Она раскладывала карты вниз картинками, продолжала:
– Это ведь до поры до времени не верят, пока жизнь спокойная. А случись беда, да не так чтоб просто беда, а беда с горем – сра-а-зу и про Бога вспоминают и про слуг его, которым в глаза плевали.
– Мели, мели, Комариха, – устало отмахнулся Кузьма.
– А я не мелю. Говорю как знаю. Вот ты, думаешь, не веришь хоть и в эту ворожбу? Это тебе только кажется, что не веришь. А случись завтра война, думаешь, не интересно тебе будет сворожить, убьют тебя или не убьют?
– Да ты раскрывай карты-то, – заторопила Мария.
Комариха отступилась от Кузьмы и затянула опять про бубновые интересы и крестовые хлопоты. Кузьма прислушался: казенный дом не выпал и на этот раз.
После Комарихи они остались дома вдвоем. Мария все так же сидела за столом, спиной к Кузьме, и смотрела в окно. Кузьма курил.
Мария не шевелилась. Кузьма за ее спиной приподнялся и посмотрел туда, куда смотрела она, но ничего не увидел. Он боялся заговорить с ней, боялся, что, скажи он хоть слово, произойдет что-нибудь нехорошее, что потом не поправить. Молчать было тоже невмоготу. У него опять разболелась голова, и острые, тукающие удары били в висок, заставляя его ждать их и бояться.
Мария молчала. Он исподволь следил за нею, но он мог бы и не следить, потому что, пошевелись она, он в тишине сразу услышал бы любой ее шорох. Он ждал.
Наконец она пошевелилась, и он вздрогнул.
– Кузьма, – произнесла она, по-прежнему глядя в окно.
Он увидел, что она смотрит в окно, и опустил глаза.
Вдруг она засмеялась. Он смотрел в пол и не поверил, что это смеется она.
Она засмеялась во второй раз, но теперь ее смех был где-то далеко. Он поднял глаза – ее не было. Он испугался. Оглядываясь, он поднялся и осторожно подошел к двери, ведущей в спальню. Она лежала на кровати.

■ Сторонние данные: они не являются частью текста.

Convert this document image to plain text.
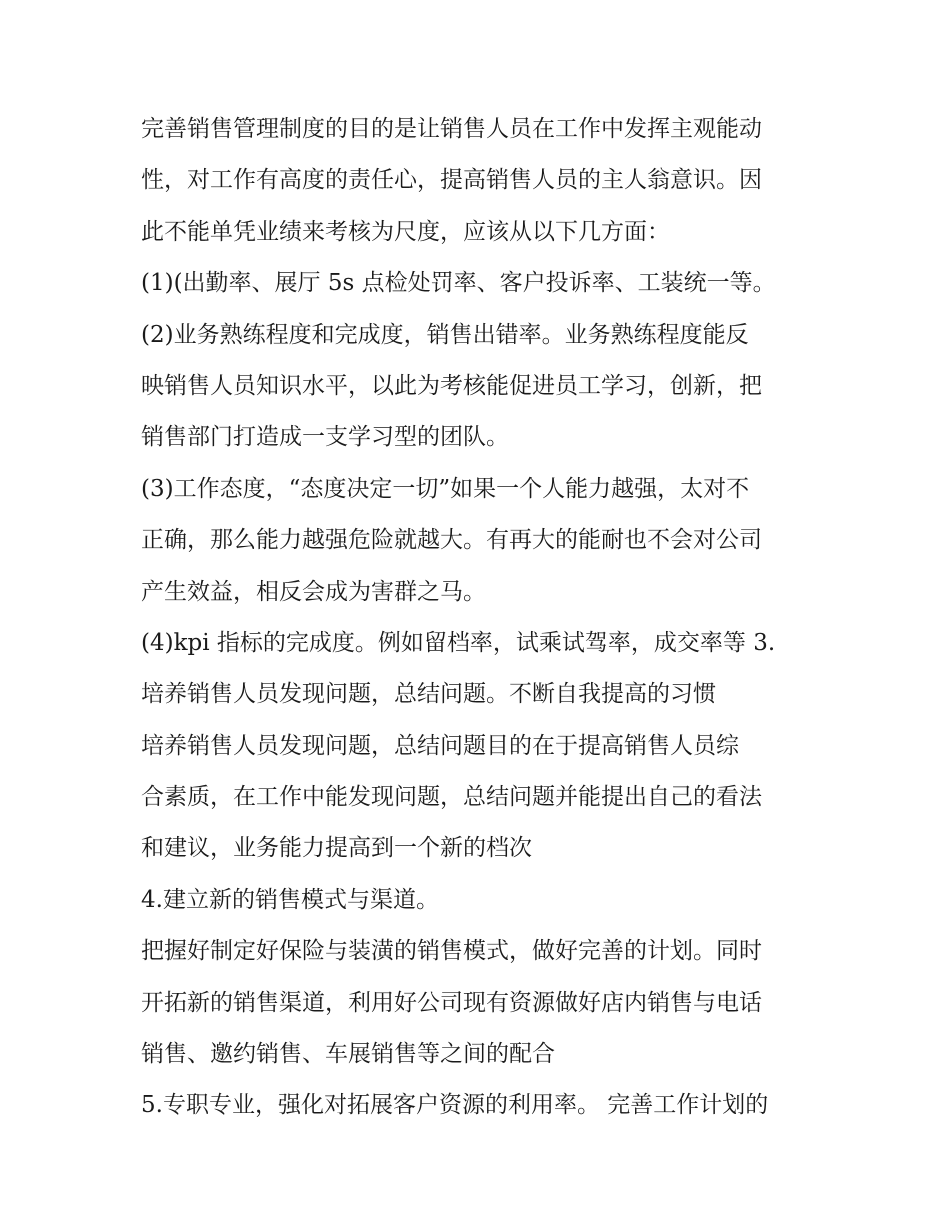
完善销售管理制度的目的是让销售人员在工作中发挥主观能动
性，对工作有高度的责任心，提高销售人员的主人翁意识。因
此不能单凭业绩来考核为尺度，应该从以下几方面：
(1)(出勤率、展厅 5s 点检处罚率、客户投诉率、工装统一等。
(2)业务熟练程度和完成度，销售出错率。业务熟练程度能反
映销售人员知识水平，以此为考核能促进员工学习，创新，把
销售部门打造成一支学习型的团队。
(3)工作态度，“态度决定一切”如果一个人能力越强，太对不
正确，那么能力越强危险就越大。有再大的能耐也不会对公司
产生效益，相反会成为害群之马。
(4)kpi 指标的完成度。例如留档率，试乘试驾率，成交率等 3.
培养销售人员发现问题，总结问题。不断自我提高的习惯
培养销售人员发现问题，总结问题目的在于提高销售人员综
合素质，在工作中能发现问题，总结问题并能提出自己的看法
和建议，业务能力提高到一个新的档次
4.建立新的销售模式与渠道。
把握好制定好保险与装潢的销售模式，做好完善的计划。同时
开拓新的销售渠道，利用好公司现有资源做好店内销售与电话
销售、邀约销售、车展销售等之间的配合
5.专职专业，强化对拓展客户资源的利用率。 完善工作计划的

– Иди сюда, – позвала она, не глядя на него.
Он подошел.
– Ляг, полежи со мной.
Он осторожно лег рядом с ней и почувствовал, что она дрожит.
Через полчаса она рассказала:
– Ты, поди, решил, что я сошла с ума. Я и правда ненормальная. То плачу, то вдруг стала смеяться. Я вспомнила, кто-то рассказывал, что бабы там, в тюрьмах этих, вытворяют друг над другом. Срам какой. Мне стало нехорошо. А потом думаю: да ведь я еще не там, я еще здесь.
Она прижалась к Кузьме и заплакала.
– Ну вот и опять плачу, – всхлипывала она. – Не отдавай ты им меня, не отдавай, хороший ты мой. Не хочу…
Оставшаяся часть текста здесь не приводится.